Prologue:
This piece talks about feelings of a woman who is ill-treated by her husband. She lives in a society where being a woman is a curse. I won't tell you more. Read on and find yourself. Maybe write something about this piece in the comment column.
Today was just another day-the same routine, the same
thrashing. Though, it was a new weapon today. He used a hot iron. The ice
soothed the burn, though my soul still burns. The usual also happened; he
pulled my hair, slapped me, and raped me. I don’t remember what he said to me
after burning my bosom. But I do remember him mentioning that this was his new
way of showing his love to me.
I don’t want to talk about that monster anyway.
It was late night. The daughter came to me, with a question.
It was both uncomfortable and comforting. She had to see this happening every
day. I don’t know if she loves her father or not, she definitely seems puzzled
of the customary proceedings of the place. And this she made obvious with her
question to me today. “Is my husband going to do same things to me Ammi?”
I did not want to answer her. I did not want to answer her
in positive. She is eleven now. Six years from now, she will be a married lady.
Red bangles.
I love red bangles.
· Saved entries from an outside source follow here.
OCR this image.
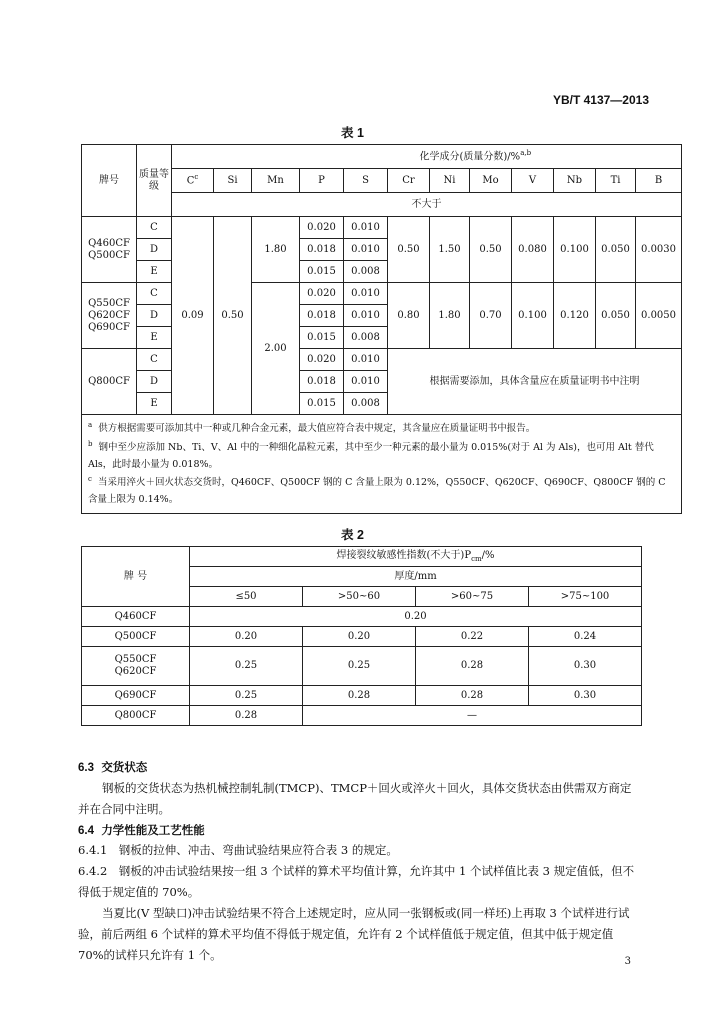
YB/T 4137—2013
表 1
牌号	质量等级	化学成分(质量分数)/%$^{a,b}$
		$C^c$	Si	Mn	P	S	Cr	Ni	Mo	V	Nb	Ti	B
		不大于											

Q460CF
Q500CF	C	0.09	0.50	1.80	0.020	0.010	0.50	1.50	0.50	0.080	0.100	0.050	0.0030
	D				0.018	0.010							
	E				0.015	0.008							

Q550CF
Q620CF
Q690CF	C			2.00	0.020	0.010	0.80	1.80	0.70	0.100	0.120	0.050	0.0050
	D				0.018	0.010							
	E				0.015	0.008							
Q800CF	C				0.020	0.010	根据需要添加，具体含量应在质量证明书中注明						
	D				0.018	0.010							
	E				0.015	0.008							

$^a$ 供方根据需要可添加其中一种或几种合金元素，最大值应符合表中规定，其含量应在质量证明书中报告。

$^b$ 钢中至少应添加 Nb、Ti、V、Al 中的一种细化晶粒元素，其中至少一种元素的最小量为 0.015%(对于 Al 为 Als)，也可用 Alt 替代 Als，此时最小量为 0.018%。

$^c$ 当采用淬火＋回火状态交货时，Q460CF、Q500CF 钢的 C 含量上限为 0.12%，Q550CF、Q620CF、Q690CF、Q800CF 钢的 C 含量上限为 0.14%。													

表 2
牌 号	焊接裂纹敏感性指数(不大于)$P_{cm}/\%$			
	厚度/mm			
	≤50	>50~60	>60~75	>75~100
Q460CF	0.20			
Q500CF	0.20	0.20	0.22	0.24

Q550CF
Q620CF	0.25	0.25	0.28	0.30
Q690CF	0.25	0.28	0.28	0.30
Q800CF	0.28	—		
6.3 交货状态
钢板的交货状态为热机械控制轧制(TMCP)、TMCP＋回火或淬火＋回火，具体交货状态由供需双方商定并在合同中注明。
6.4 力学性能及工艺性能
6.4.1　钢板的拉伸、冲击、弯曲试验结果应符合表 3 的规定。
6.4.2　钢板的冲击试验结果按一组 3 个试样的算术平均值计算，允许其中 1 个试样值比表 3 规定值低，但不得低于规定值的 70%。
当夏比(V 型缺口)冲击试验结果不符合上述规定时，应从同一张钢板或(同一样坯)上再取 3 个试样进行试验，前后两组 6 个试样的算术平均值不得低于规定值，允许有 2 个试样值低于规定值，但其中低于规定值 70%的试样只允许有 1 个。	3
They hide the bruises on my wrist.
Twelve years back when I came to this place, I had a different reason to love
them. They are so beautiful. I had dreams; dreams where my man loved me. My
life is a living nightmare now.
I don’t want to answer my daughter. She is beautiful;
reminds me of my childhood days. I was just like her. I don’t want her to be
like me.
She sees the monster killing me every day. What if she
starts believing it is okay for the man to hit the woman? Good for her. She
should know her destiny. But is this her destiny? Oh lord! She is like a
flower. She should die before anybody else eyes her. Daughters are a curse.
The mother in law curses me every day. “You are a witch.”
I wish! I would have killed your son in no time then.
So yes, when my daughter came to me, it felt good. I am a
sinner to seek comfort in a daughter’s presence. She is not my property. She
has to go. She belongs to her husband.
I am hoping against hope, to have a son-in-law who loves my girl.
I know it mostly won’t happen. In this land of brutal beasts, God is really
cross with girls. ‘Girl’ is a dirty word.